Circonstances d’une fraude privant le salarié de son statut protecteur

5 septembre 2017
Le salarié titulaire d’un mandat extérieur à l’entreprise, qui ne prévient son employeur de l’existence de ce mandat que lors de la rupture de son contrat commet un abus de droit annihilant sa qualité de salarié protégé.
Voilà un salarié d’une entreprise de travail temporaire qui, quinze jours avant le terme prévu de sa mission, informe son employeur de sa qualité de conseiller du salarié. Avant même l’échéance de son contrat, qu’il savait non-renouvelé, le salarié saisit le Conseil de prud’hommes d’une action en requalification de son contrat de mission en contrat à durée indéterminée et, notamment, d’une demande en paiement des rémunérations dues jusqu’à la fin de sa période de protection. Il obtient gain de cause devant la Cour d’appel, les juges retenant que le fait de ne pas révéler spontanément sa qualité de conseiller du salarié à l’employeur et de l’en aviser seulement au moment où le salarié estime nécessaire de bénéficier de la protection qui y est attachée ne peut être considéré comme abusif. La Cour de cassation censure sans réserve la décision au motif « qu’une fraude du salarié peut le priver de la protection attachée à son mandat ».
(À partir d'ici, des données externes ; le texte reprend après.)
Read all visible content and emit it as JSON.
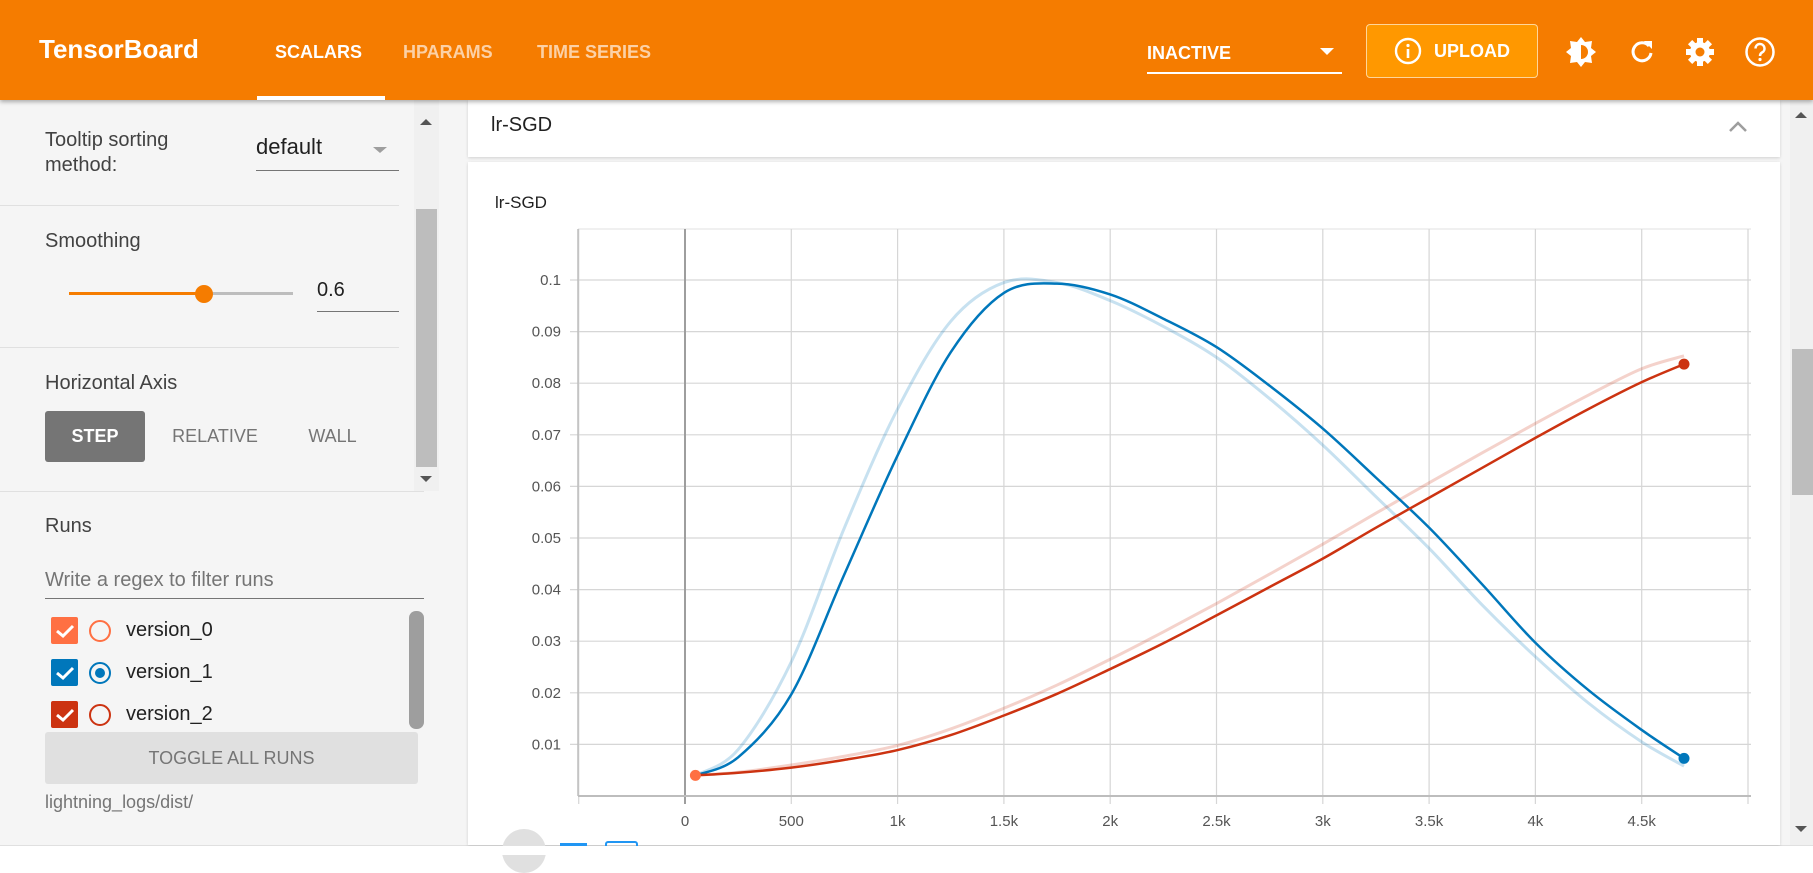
{
  "header": {
    "title": "TensorBoard",
    "tabs": [
      {
        "label": "SCALARS",
        "active": true
      },
      {
        "label": "HPARAMS",
        "active": false
      },
      {
        "label": "TIME SERIES",
        "active": false
      }
    ],
    "reload_status": "INACTIVE",
    "upload_label": "UPLOAD",
    "icons": [
      "info-icon",
      "theme-brightness-icon",
      "refresh-icon",
      "settings-icon",
      "help-icon"
    ],
    "accent": "#f57c00"
  },
  "sidebar": {
    "tooltip_label": "Tooltip sorting method:",
    "tooltip_value": "default",
    "smoothing_label": "Smoothing",
    "smoothing_value": "0.6",
    "smoothing_fraction": 0.6,
    "axis_label": "Horizontal Axis",
    "axis_options": [
      "STEP",
      "RELATIVE",
      "WALL"
    ],
    "axis_selected": "STEP",
    "runs_label": "Runs",
    "runs_filter_placeholder": "Write a regex to filter runs",
    "runs": [
      {
        "name": "version_0",
        "checked": true,
        "selected": false,
        "color": "#ff7043"
      },
      {
        "name": "version_1",
        "checked": true,
        "selected": true,
        "color": "#0077bb"
      },
      {
        "name": "version_2",
        "checked": true,
        "selected": false,
        "color": "#cc3311"
      }
    ],
    "toggle_all_label": "TOGGLE ALL RUNS",
    "logdir": "lightning_logs/dist/"
  },
  "main": {
    "card_title": "lr-SGD"
  },
  "chart_data": {
    "type": "line",
    "title": "lr-SGD",
    "xlabel": "",
    "ylabel": "",
    "xlim": [
      -500,
      5000
    ],
    "ylim": [
      0,
      0.11
    ],
    "x_ticks": [
      "0",
      "500",
      "1k",
      "1.5k",
      "2k",
      "2.5k",
      "3k",
      "3.5k",
      "4k",
      "4.5k"
    ],
    "y_ticks": [
      "0.01",
      "0.02",
      "0.03",
      "0.04",
      "0.05",
      "0.06",
      "0.07",
      "0.08",
      "0.09",
      "0.1"
    ],
    "grid": true,
    "smoothing": 0.6,
    "series": [
      {
        "name": "version_0",
        "color": "#ff7043",
        "x": [
          49
        ],
        "raw": [
          0.004
        ],
        "smoothed": [
          0.004
        ]
      },
      {
        "name": "version_1",
        "color": "#0077bb",
        "x": [
          49,
          250,
          500,
          750,
          1000,
          1250,
          1500,
          1750,
          2000,
          2250,
          2500,
          2750,
          3000,
          3250,
          3500,
          3750,
          4000,
          4250,
          4500,
          4699
        ],
        "raw": [
          0.004,
          0.009,
          0.026,
          0.052,
          0.075,
          0.092,
          0.0995,
          0.0995,
          0.096,
          0.091,
          0.085,
          0.077,
          0.068,
          0.058,
          0.048,
          0.037,
          0.027,
          0.018,
          0.0105,
          0.0058
        ],
        "smoothed": [
          0.004,
          0.0075,
          0.0197,
          0.043,
          0.066,
          0.086,
          0.0975,
          0.0993,
          0.0972,
          0.0925,
          0.087,
          0.0795,
          0.0712,
          0.0617,
          0.052,
          0.041,
          0.0297,
          0.0205,
          0.0128,
          0.0073
        ]
      },
      {
        "name": "version_2",
        "color": "#cc3311",
        "x": [
          49,
          250,
          500,
          750,
          1000,
          1250,
          1500,
          1750,
          2000,
          2250,
          2500,
          2750,
          3000,
          3250,
          3500,
          3750,
          4000,
          4250,
          4500,
          4699
        ],
        "raw": [
          0.004,
          0.0046,
          0.006,
          0.0077,
          0.0098,
          0.013,
          0.017,
          0.0215,
          0.0265,
          0.0318,
          0.0373,
          0.043,
          0.0488,
          0.0548,
          0.0607,
          0.0665,
          0.0722,
          0.0777,
          0.0828,
          0.0853
        ],
        "smoothed": [
          0.004,
          0.0045,
          0.0055,
          0.007,
          0.0089,
          0.0118,
          0.0156,
          0.0198,
          0.0246,
          0.0296,
          0.035,
          0.0405,
          0.046,
          0.052,
          0.0578,
          0.0636,
          0.0694,
          0.075,
          0.0802,
          0.0837
        ]
      }
    ]
  }
}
Le statut protecteur du conseiller du salarié
Rappelons que le conseiller du salarié bénéficie bien d’un statut protecteur. En effet, l’article L. 2413-1 du Code du travail impose de saisir l’inspection du travail avant l’interruption ou la notification du non-renouvellement de la mission d’un intérimaire par l’entreprise de travail temporaire. De plus, le mandat de conseiller du salarié figure explicitement dans la liste légale des mandats permettant de bénéficier d’une protection en cas de licenciement (article L. 2411-1 du Code du travail). Pour la mise en œuvre de cette protection, encore faut-il que l’employeur ait eu connaissance de ce mandat extérieur à l’entreprise.
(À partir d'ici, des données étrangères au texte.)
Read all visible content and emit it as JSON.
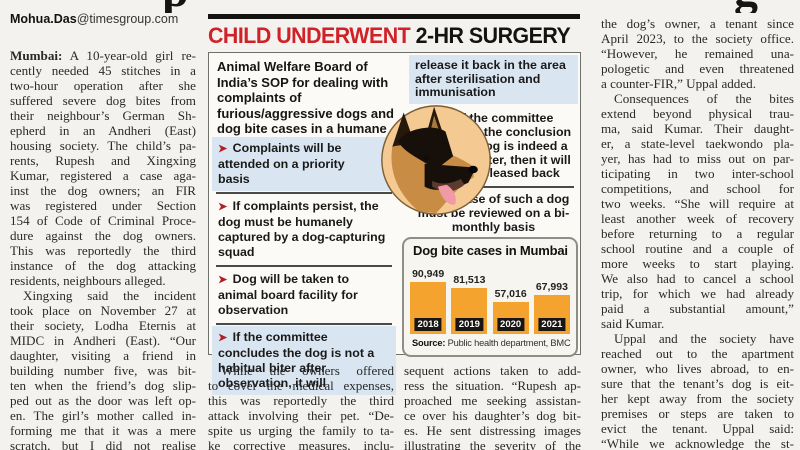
{
  "masthead": {
    "fragment1": "p",
    "fragment2": "g"
  },
  "byline": {
    "author": "Mohua.Das",
    "suffix": "@timesgroup.com"
  },
  "left_column": {
    "paragraphs": [
      {
        "indent": false,
        "complete": true,
        "lead": "Mumbai:",
        "lines": [
          " A 10-year-old girl re-",
          "cently needed 45 stitches in a",
          "two-hour operation after she",
          "suffered severe dog bites from",
          "their neighbour’s German Sh-",
          "epherd in an Andheri (East)",
          "housing society. The child’s pa-",
          "rents, Rupesh and Xingxing",
          "Kumar, registered a case aga-",
          "inst the dog owners; an FIR",
          "was registered under Section",
          "154 of Code of Criminal Proce-",
          "dure against the dog owners.",
          "This was reportedly the third",
          "instance of the dog attacking",
          "residents, neighbours alleged."
        ]
      },
      {
        "indent": true,
        "complete": false,
        "lines": [
          "Xingxing said the incident",
          "took place on November 27 at",
          "their society, Lodha Eternis at",
          "MIDC in Andheri (East). “Our",
          "daughter, visiting a friend in",
          "building number five, was bit-",
          "ten when the friend’s dog slip-",
          "ped out as the door was left op-",
          "en. The girl’s mother called in-",
          "forming me that it was a mere",
          "scratch, but I did not realise"
        ]
      }
    ]
  },
  "mid_column_1": {
    "paragraphs": [
      {
        "indent": true,
        "complete": false,
        "lines": [
          "While the owners offered",
          "to cover the medical expenses,",
          "this was reportedly the third",
          "attack involving their pet. “De-",
          "spite us urging the family to ta-",
          "ke corrective measures, inclu-"
        ]
      }
    ]
  },
  "mid_column_2": {
    "paragraphs": [
      {
        "indent": false,
        "complete": false,
        "lines": [
          "sequent actions taken to add-",
          "ress the situation. “Rupesh ap-",
          "proached me seeking assistan-",
          "ce over his daughter’s dog bit-",
          "es. He sent distressing images",
          "illustrating the severity of the"
        ]
      }
    ]
  },
  "right_column": {
    "paragraphs": [
      {
        "indent": false,
        "complete": true,
        "lines": [
          "the dog’s owner, a tenant since",
          "April 2023, to the society office.",
          "“However, he remained una-",
          "pologetic and even threatened",
          "a counter-FIR,” Uppal added."
        ]
      },
      {
        "indent": true,
        "complete": true,
        "lines": [
          "Consequences of the bites",
          "extend beyond physical trau-",
          "ma, said Kumar. Their daught-",
          "er, a state-level taekwondo pla-",
          "yer, has had to miss out on par-",
          "ticipating in two inter-school",
          "competitions, and school for",
          "two weeks. “She will require at",
          "least another week of recovery",
          "before returning to a regular",
          "school routine and a couple of",
          "more weeks to start playing.",
          "We also had to cancel a school",
          "trip, for which we had already",
          "paid a substantial amount,”",
          "said Kumar."
        ]
      },
      {
        "indent": true,
        "complete": false,
        "lines": [
          "Uppal and the society have",
          "reached out to the apartment",
          "owner, who lives abroad, to en-",
          "sure that the tenant’s dog is eit-",
          "her kept away from the society",
          "premises or steps are taken to",
          "evict the tenant. Uppal said:",
          "“While we acknowledge the st-"
        ]
      }
    ]
  },
  "infographic": {
    "title": {
      "red": "CHILD UNDERWENT",
      "black": " 2-HR SURGERY"
    },
    "arrow_glyph": "➤",
    "intro": "Animal Welfare Board of India’s SOP for dealing with complaints of furious/aggressive dogs and dog bite cases in a humane manner",
    "illustration": "german-shepherd-head-in-circle",
    "left_items": [
      {
        "text": "Complaints will be attended on a priority basis",
        "highlight": true
      },
      {
        "text": "If complaints persist, the dog must be humanely captured by a dog-capturing squad",
        "highlight": false
      },
      {
        "text": "Dog will be taken to animal board facility for observation",
        "highlight": false
      },
      {
        "text": "If the committee concludes the dog is not a habitual biter after observation, it will",
        "highlight": true
      }
    ],
    "right_items": [
      {
        "text": "release it back in the area after sterilisation and immunisation",
        "highlight": true,
        "arrow": false
      },
      {
        "text": "If the committee comes to the conclusion that the dog is indeed a habitual biter, then it will not be released back",
        "highlight": false,
        "arrow": true
      },
      {
        "text": "The case of such a dog must be reviewed on a bi-monthly basis",
        "highlight": false,
        "arrow": true
      }
    ],
    "colors": {
      "title_red": "#cf2127",
      "arrow_red": "#b01f25",
      "highlight_blue": "#d9e6f2"
    }
  },
  "chart_data": {
    "type": "bar",
    "title": "Dog bite cases in Mumbai",
    "categories": [
      "2018",
      "2019",
      "2020",
      "2021"
    ],
    "values": [
      90949,
      81513,
      57016,
      67993
    ],
    "value_labels": [
      "90,949",
      "81,513",
      "57,016",
      "67,993"
    ],
    "xlabel": "",
    "ylabel": "",
    "ylim": [
      0,
      100000
    ],
    "grid": false,
    "legend": "none",
    "bar_color": "#f4a32e",
    "year_label_bg": "#181512",
    "source_bold": "Source:",
    "source_rest": " Public health department, BMC"
  }
}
L’information préalable de l’employeur
Dans ce cadre, le salarié ne peut se prévaloir de la protection attachée à ce mandat que si, au plus tard lors de l’entretien préalable au licenciement (Conseil constitutionnel, 14 mai 2012, n°2012-242, QPC), ou, s’il s’agit d’une rupture ne nécessitant pas un tel entretien, au plus tard avant la notification de l’acte de rupture (Cass. soc., 26 mars 2013, n°11-28.269), l’existence de ce mandat a été porté à la connaissance de l’employeur, soit par le salarié lui-même, soit que l’employeur en a été informé par d’autres voies (Cass. soc., 30 sept. 2015, n° 14-17.748).
Quelle fraude ?
En l’espèce, le salarié avait prévenu son employeur avant le terme du contrat, quinze jours précisément. La procédure spécifique devant l’inspection du travail aurait donc valablement pu être mise en œuvre par l’entreprise de travail temporaire. Pour autant, elle ne l’a pas fait et a été suivie par la Cour de cassation dans ses justifications. La société a en effet fait valoir un abus de la part du salarié dans l’usage de sa qualité de salarié protégé. Il n’avait informé son employeur que peu de temps avant l’échéance de la mission et en raison du non-renouvellement de celle-ci. En outre, il avait saisi sans délai le Conseil de prud’hommes, avant même que la société ait pu saisir l’inspection du travail, et avait, auprès d’employeurs précédents, déjà opéré de la sorte. En conséquence, la Cour de cassation a reconnu le caractère frauduleux de l’utilisation du statut protecteur.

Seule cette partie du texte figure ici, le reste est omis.